Most designs will incorporate both strategies to some extent. I'm very partial to strategy (a), that's why I suggested lots of reinforcement (both sides) and as little joint work as possible, but this is just a subjective design choice. Given the right joint work your solution might work just as fine.
 
killswitchengage said:
I have additional questions regarding dowels and lean concrete foundation layer , must i design dowels in shear , bending etc or should i only prescribe dowel diameter , FeE and its length and spacing as per regulations ?

These regulations/heuristics have to come from somewhere, either from experience or they were calculated for a range of assumptions & input parameters that are representative for the application for which the regulations/heuristics are meant. Either way, applying them should lead to the similar results as doing the calculation/design yourself. When in doubt (re)calculating something yourself is never a bad idea tough.

killswitchengage said:
About the foundation in lean concrete do i need to prescribe welded wire mesh or extensive curing is enough ?
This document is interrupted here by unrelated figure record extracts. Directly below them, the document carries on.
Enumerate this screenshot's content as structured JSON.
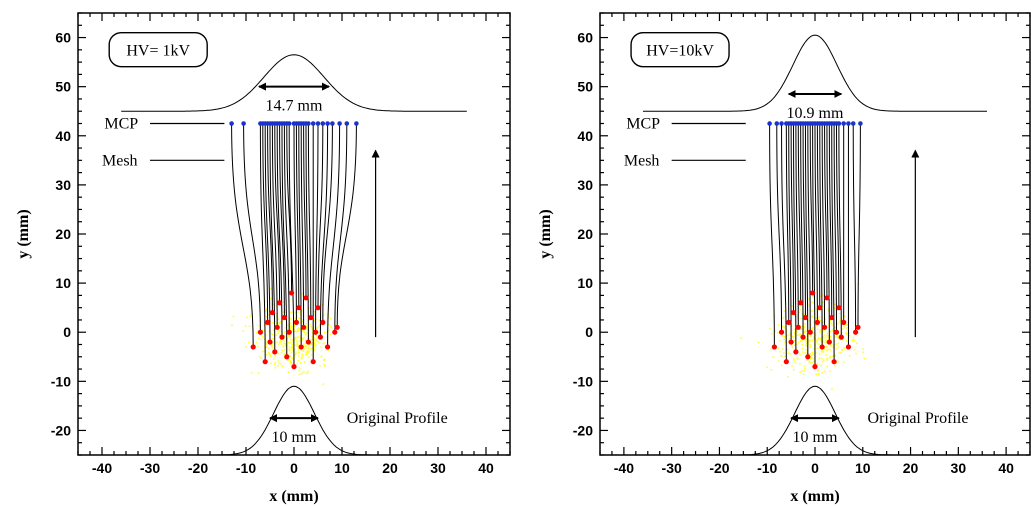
{
  "chart_data": [
    {
      "type": "scatter",
      "title": "",
      "xlabel": "x (mm)",
      "ylabel": "y (mm)",
      "xlim": [
        -45,
        45
      ],
      "ylim": [
        -25,
        65
      ],
      "xticks": [
        -40,
        -30,
        -20,
        -10,
        0,
        10,
        20,
        30,
        40
      ],
      "yticks": [
        -20,
        -10,
        0,
        10,
        20,
        30,
        40,
        50,
        60
      ],
      "hv_label": "HV= 1kV",
      "output_width_label": "14.7 mm",
      "input_width_label": "10 mm",
      "original_profile_label": "Original Profile",
      "mcp_label": "MCP",
      "mesh_label": "Mesh",
      "mcp_y": 42.5,
      "mesh_y": 35,
      "output_profile": {
        "baseline": 45,
        "peak": 56.5,
        "center": 0,
        "fwhm": 14.7,
        "x_range": [
          -36,
          36
        ]
      },
      "original_profile": {
        "baseline": -25,
        "peak": -11,
        "center": 0,
        "fwhm": 10,
        "x_range": [
          -16,
          16
        ]
      },
      "output_arrow": {
        "x1": -7.3,
        "x2": 7.3,
        "y": 50
      },
      "input_arrow": {
        "x1": -5,
        "x2": 5,
        "y": -17.5
      },
      "flight_arrow": {
        "x": 17,
        "y1": -1,
        "y2": 37
      },
      "trajectories": [
        {
          "x0": -8.5,
          "y0": -3,
          "x1": -13,
          "y1": 42.5
        },
        {
          "x0": -7,
          "y0": 0,
          "x1": -10.5,
          "y1": 42.5
        },
        {
          "x0": -6,
          "y0": -6,
          "x1": -7,
          "y1": 42.5
        },
        {
          "x0": -5.5,
          "y0": 2,
          "x1": -6.5,
          "y1": 42.5
        },
        {
          "x0": -5,
          "y0": -2,
          "x1": -6,
          "y1": 42.5
        },
        {
          "x0": -4.5,
          "y0": 4,
          "x1": -5.5,
          "y1": 42.5
        },
        {
          "x0": -4,
          "y0": -4,
          "x1": -5,
          "y1": 42.5
        },
        {
          "x0": -3.5,
          "y0": 1,
          "x1": -4.5,
          "y1": 42.5
        },
        {
          "x0": -3,
          "y0": 6,
          "x1": -4,
          "y1": 42.5
        },
        {
          "x0": -2.5,
          "y0": -1,
          "x1": -3.5,
          "y1": 42.5
        },
        {
          "x0": -2,
          "y0": 3,
          "x1": -3,
          "y1": 42.5
        },
        {
          "x0": -1.5,
          "y0": -5,
          "x1": -2.5,
          "y1": 42.5
        },
        {
          "x0": -1,
          "y0": 0,
          "x1": -2,
          "y1": 42.5
        },
        {
          "x0": -0.5,
          "y0": 8,
          "x1": -1.5,
          "y1": 42.5
        },
        {
          "x0": 0,
          "y0": -7,
          "x1": -1,
          "y1": 42.5
        },
        {
          "x0": 0.5,
          "y0": 2,
          "x1": 0,
          "y1": 42.5
        },
        {
          "x0": 1,
          "y0": 5,
          "x1": 0.5,
          "y1": 42.5
        },
        {
          "x0": 1.5,
          "y0": -3,
          "x1": 1,
          "y1": 42.5
        },
        {
          "x0": 2,
          "y0": 1,
          "x1": 1.5,
          "y1": 42.5
        },
        {
          "x0": 2.5,
          "y0": 7,
          "x1": 2,
          "y1": 42.5
        },
        {
          "x0": 3,
          "y0": -2,
          "x1": 2.5,
          "y1": 42.5
        },
        {
          "x0": 3.5,
          "y0": 3,
          "x1": 3,
          "y1": 42.5
        },
        {
          "x0": 4,
          "y0": -6,
          "x1": 4,
          "y1": 42.5
        },
        {
          "x0": 4.5,
          "y0": 0,
          "x1": 5,
          "y1": 42.5
        },
        {
          "x0": 5,
          "y0": 5,
          "x1": 6,
          "y1": 42.5
        },
        {
          "x0": 5.5,
          "y0": -1,
          "x1": 7,
          "y1": 42.5
        },
        {
          "x0": 6,
          "y0": 2,
          "x1": 8,
          "y1": 42.5
        },
        {
          "x0": 7,
          "y0": -3,
          "x1": 9.5,
          "y1": 42.5
        },
        {
          "x0": 8.5,
          "y0": 0,
          "x1": 11,
          "y1": 42.5
        },
        {
          "x0": 9,
          "y0": 1,
          "x1": 13,
          "y1": 42.5
        }
      ],
      "colors": {
        "trajectory": "#000000",
        "start_point": "#ff0000",
        "end_point": "#1a33cc",
        "cloud": "#ffff33"
      }
    },
    {
      "type": "scatter",
      "title": "",
      "xlabel": "x (mm)",
      "ylabel": "y (mm)",
      "xlim": [
        -45,
        45
      ],
      "ylim": [
        -25,
        65
      ],
      "xticks": [
        -40,
        -30,
        -20,
        -10,
        0,
        10,
        20,
        30,
        40
      ],
      "yticks": [
        -20,
        -10,
        0,
        10,
        20,
        30,
        40,
        50,
        60
      ],
      "hv_label": "HV=10kV",
      "output_width_label": "10.9 mm",
      "input_width_label": "10 mm",
      "original_profile_label": "Original Profile",
      "mcp_label": "MCP",
      "mesh_label": "Mesh",
      "mcp_y": 42.5,
      "mesh_y": 35,
      "output_profile": {
        "baseline": 45,
        "peak": 60.5,
        "center": 0,
        "fwhm": 10.9,
        "x_range": [
          -36,
          36
        ]
      },
      "original_profile": {
        "baseline": -25,
        "peak": -11,
        "center": 0,
        "fwhm": 10,
        "x_range": [
          -16,
          16
        ]
      },
      "output_arrow": {
        "x1": -5.5,
        "x2": 5.5,
        "y": 48.5
      },
      "input_arrow": {
        "x1": -5,
        "x2": 5,
        "y": -17.5
      },
      "flight_arrow": {
        "x": 21,
        "y1": -1,
        "y2": 37
      },
      "trajectories": [
        {
          "x0": -8.5,
          "y0": -3,
          "x1": -9.5,
          "y1": 42.5
        },
        {
          "x0": -7,
          "y0": 0,
          "x1": -8,
          "y1": 42.5
        },
        {
          "x0": -6,
          "y0": -6,
          "x1": -7,
          "y1": 42.5
        },
        {
          "x0": -5.5,
          "y0": 2,
          "x1": -6,
          "y1": 42.5
        },
        {
          "x0": -5,
          "y0": -2,
          "x1": -5.5,
          "y1": 42.5
        },
        {
          "x0": -4.5,
          "y0": 4,
          "x1": -5,
          "y1": 42.5
        },
        {
          "x0": -4,
          "y0": -4,
          "x1": -4.5,
          "y1": 42.5
        },
        {
          "x0": -3.5,
          "y0": 1,
          "x1": -4,
          "y1": 42.5
        },
        {
          "x0": -3,
          "y0": 6,
          "x1": -3.5,
          "y1": 42.5
        },
        {
          "x0": -2.5,
          "y0": -1,
          "x1": -3,
          "y1": 42.5
        },
        {
          "x0": -2,
          "y0": 3,
          "x1": -2.5,
          "y1": 42.5
        },
        {
          "x0": -1.5,
          "y0": -5,
          "x1": -2,
          "y1": 42.5
        },
        {
          "x0": -1,
          "y0": 0,
          "x1": -1.5,
          "y1": 42.5
        },
        {
          "x0": -0.5,
          "y0": 8,
          "x1": -1,
          "y1": 42.5
        },
        {
          "x0": 0,
          "y0": -7,
          "x1": -0.5,
          "y1": 42.5
        },
        {
          "x0": 0.5,
          "y0": 2,
          "x1": 0,
          "y1": 42.5
        },
        {
          "x0": 1,
          "y0": 5,
          "x1": 0.5,
          "y1": 42.5
        },
        {
          "x0": 1.5,
          "y0": -3,
          "x1": 1,
          "y1": 42.5
        },
        {
          "x0": 2,
          "y0": 1,
          "x1": 1.5,
          "y1": 42.5
        },
        {
          "x0": 2.5,
          "y0": 7,
          "x1": 2,
          "y1": 42.5
        },
        {
          "x0": 3,
          "y0": -2,
          "x1": 2.5,
          "y1": 42.5
        },
        {
          "x0": 3.5,
          "y0": 3,
          "x1": 3,
          "y1": 42.5
        },
        {
          "x0": 4,
          "y0": -6,
          "x1": 3.5,
          "y1": 42.5
        },
        {
          "x0": 4.5,
          "y0": 0,
          "x1": 4,
          "y1": 42.5
        },
        {
          "x0": 5,
          "y0": 5,
          "x1": 4.5,
          "y1": 42.5
        },
        {
          "x0": 5.5,
          "y0": -1,
          "x1": 5,
          "y1": 42.5
        },
        {
          "x0": 6,
          "y0": 2,
          "x1": 6,
          "y1": 42.5
        },
        {
          "x0": 7,
          "y0": -3,
          "x1": 7,
          "y1": 42.5
        },
        {
          "x0": 8.5,
          "y0": 0,
          "x1": 8,
          "y1": 42.5
        },
        {
          "x0": 9,
          "y0": 1,
          "x1": 9.5,
          "y1": 42.5
        }
      ],
      "colors": {
        "trajectory": "#000000",
        "start_point": "#ff0000",
        "end_point": "#1a33cc",
        "cloud": "#ffff33"
      }
    }
  ]
}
I've personally never prescribed steel reinforcement in the foundation layer/base layer (or any other sublayer), nor have i seen it done by others, but that's just anecdotal of course.
 
steveh49 said:
TR34 requires structural sagging reinforcement, doesn't it?

Yes. It doesn't literally require it since T34 is more of a general design guide than a "hard" technical specification with prescriptions/requirements, but it does assume it in certain design formulas.
 
BWCSA said:
I'm very partial to strategy (a), that's why I suggested lots of reinforcement (both sides) and as little joint work as possible, but this is just a subjective design choice. Given the right joint work your solution might work just as fine.

I like this too. The only problem is the upfront cost, or at least perception of cost. I'm not sure whether Killswtch is replacing the damaged pavement or extending it but, if replacing, it's only being done because of joint damage. Heavy reinforcement without joints would have meant the original pavement would still be OK. Low cost in the long-term.

I'm also sceptical of the low reinforcement quantities in jointed pavements. The reinforcing strength is typically a small fraction of the concrete's own strength, say 30% as an order of magnitude. Whatever force broke the concrete will yield the steel without much control of the crack width occurring. If you've got close contraction joint spacing, you'd probably get the same performance from completely unreinforced concrete. But, if there is a crack, there will be inevitable questions about the lack of reinforcement.
 
Hi
My analysis concluded that for a loaded Rechstacker which seems to be the only heavy load in my case it made me prescribe a jointed 9.84 inch thick concrete pavement with 4 MPa tensile strength for a 25 years life service, the slabs obviously will have welded wire mesh at the top face and doweled joints in its 4 lateral faces ( because Reachstacker does not always travel in a straight line) .
I am using a 14 cm lean concrete which is 5.5 inch width with 1.7 MPa tensile strength , my question is : it seems that French recommendations suggest the extent of the lean concrete layer to be about 19.5 inch farther away compared to the limits of the adjacent slabs and if i am not wrong it also recommend creating tied joints in the same layer between new and older lean concrete masses with deformed bars same way you would do for tied joints for slabs .

What do you guys think ? IMO i think it makes sense in order to avoid lean concrete joints coinciding with slabs joints and ensuring the continuity of the layer .
 
Extending the lean concrete beyond the surface pavement is a good idea. It will reduce the edge stresses on your pavement and mitigate some cracking....it mitigates the radius of relative stiffness issues at the edge.